Yeah, it’s kind of been this journey. Even The New Negroes is continuing the lineage from Hollywood Shuffle and I’m Gonna Git You Sucka to now. I mean, the first time I performed in front of a comedy audience was at UCB Franklin here in L.A. in 2009 or 2010. It just really awoke something in me. I was used to performing for DIY rap audiences who appreciate words but in a different way. They’re more about appreciating the skill or the cadence or the technical aspects of rap. But I found that when I was performing my music in front of comedy audiences, they were following along with my writing in a way that I wasn’t used to. Even if I’m just doing all serious music, they have more of a predisposition toward following along conceptually. So connecting with that feeling just made me want to always do stuff at comedy shows whenever I can. But it’s not all comedy shows either — it’s mostly at alt-comedy shows where they’re used to out-of-the-box approaches. Those audiences seem to be a little bit more dialed-in to listening, or at least trying to appreciate where the writing is coming from versus just how the words sound over the beats. Being an independent musician, it really is all about trying to carve out what your space can be. Me finding that connection with that particular comedy audience has been really helpful in making sure that I have a career.

Why should people go back and watch Hollywood Shuffle through a modern lens?

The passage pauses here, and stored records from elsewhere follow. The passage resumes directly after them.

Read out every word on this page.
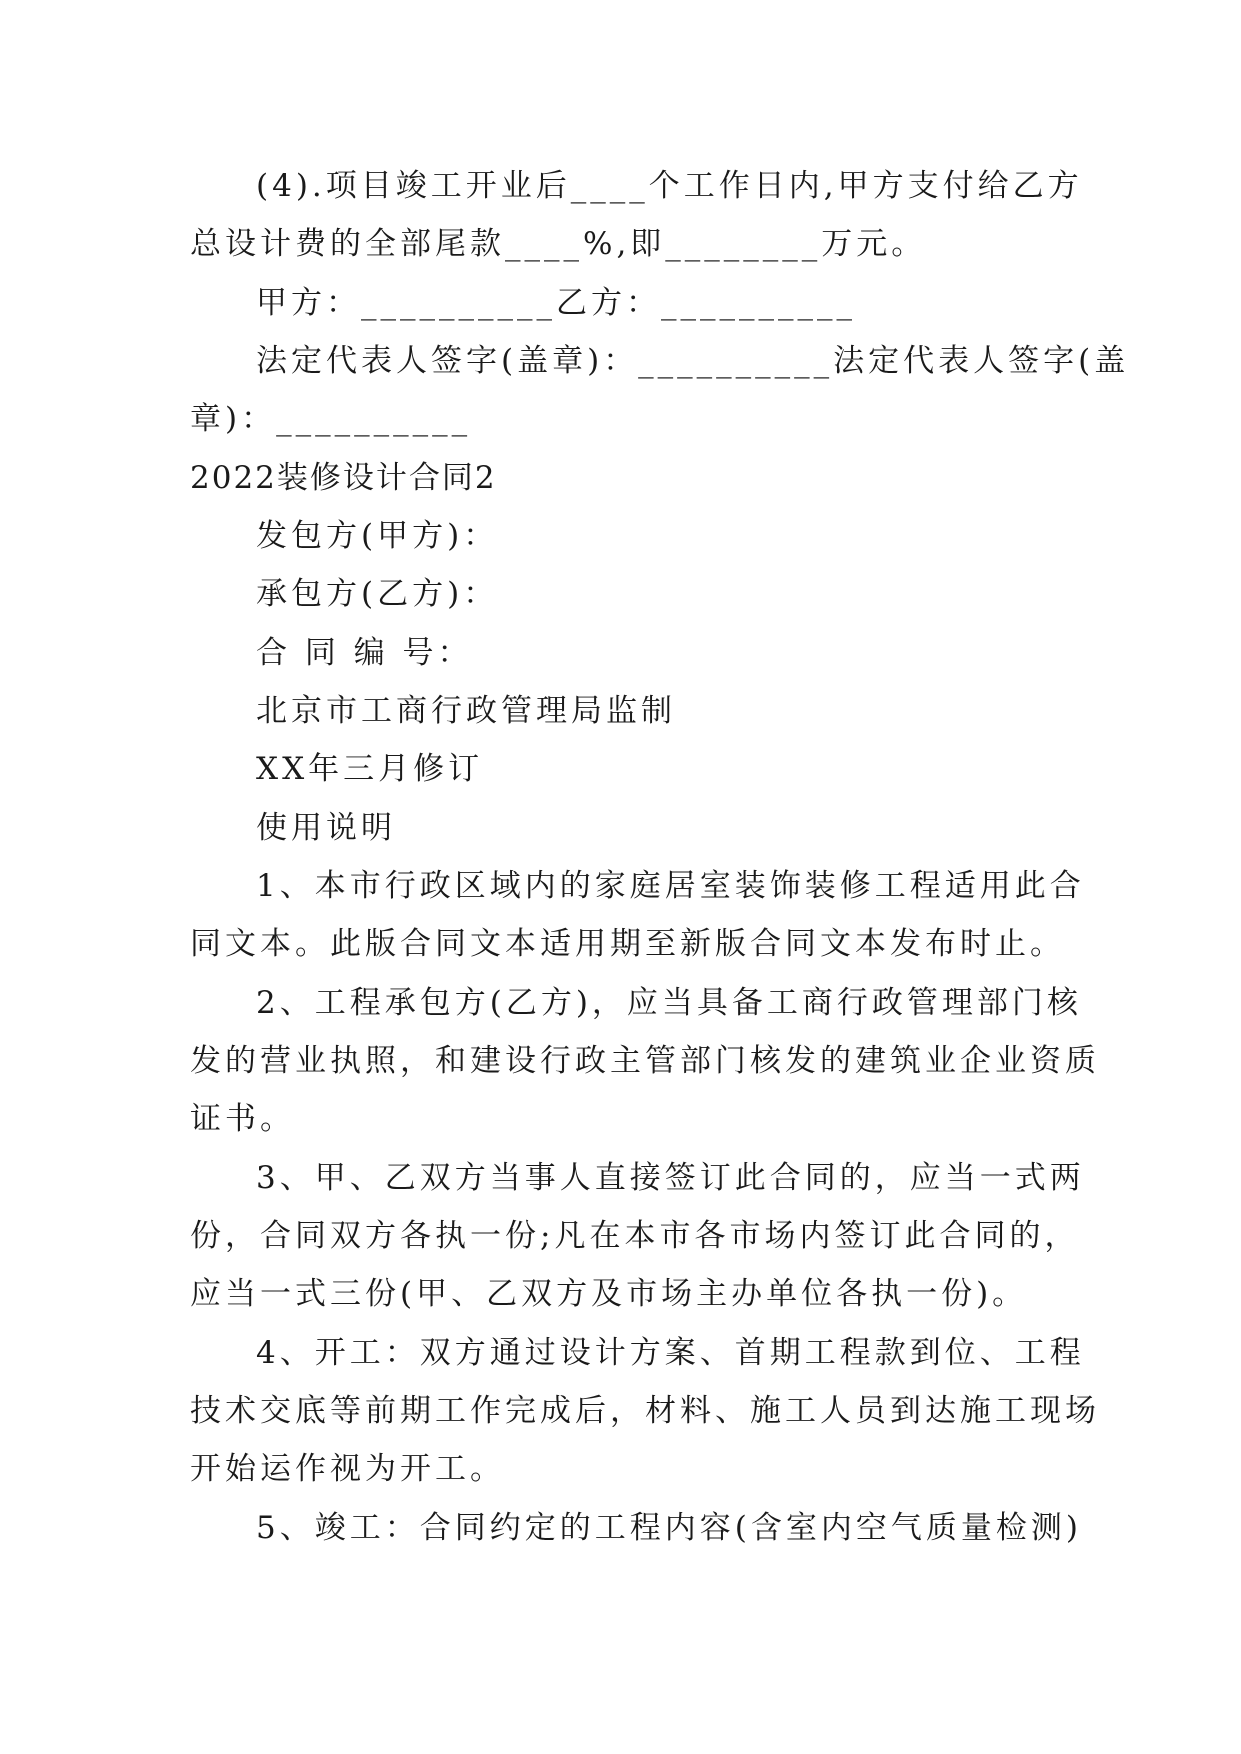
(4).项目竣工开业后____个工作日内,甲方支付给乙方
总设计费的全部尾款____%,即________万元。
甲方：__________乙方：__________
法定代表人签字(盖章)：__________法定代表人签字(盖
章)：__________
2022装修设计合同2
发包方(甲方)：
承包方(乙方)：
合 同 编 号：
北京市工商行政管理局监制
XX年三月修订
使用说明
1、本市行政区域内的家庭居室装饰装修工程适用此合
同文本。此版合同文本适用期至新版合同文本发布时止。
2、工程承包方(乙方)，应当具备工商行政管理部门核
发的营业执照，和建设行政主管部门核发的建筑业企业资质
证书。
3、甲、乙双方当事人直接签订此合同的，应当一式两
份，合同双方各执一份;凡在本市各市场内签订此合同的，
应当一式三份(甲、乙双方及市场主办单位各执一份)。
4、开工：双方通过设计方案、首期工程款到位、工程
技术交底等前期工作完成后，材料、施工人员到达施工现场
开始运作视为开工。
5、竣工：合同约定的工程内容(含室内空气质量检测)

They’ll be shocked to see some of the things that are said to black entertainers. That’s across genres. That’s across platforms. It’s shocking to see that this was what was happening in 1987 and that a lot of it still happens today in different forms. Shuffle is a great primer to the struggle of what it means to be any measure of culturally aware while also trying to participate in an entertainment industry that’s presenting broad opinions of you in America. That juxtaposition is where all the drama really comes from. Black people tend to be 10 to 12 percent of the population at any time. White America is typically trying to sell stories to white America, so the length that minority entertainers have to go through to get well-rounded visions of their lives put on big screens, put on albums, or put on small screens is crazy, because it’s a numbers game at the end of the day. You have to convince these million-dollar studios that people want to see black people, or any oppressed or minority populations, in different sorts of lights. I think Hollywood Shuffle shows that struggle in a stark and funny way. It’s a great way to get people thinking about representation which, like you said, is an issue we still deal with it today. And you do get to see Paul Mooney with hair!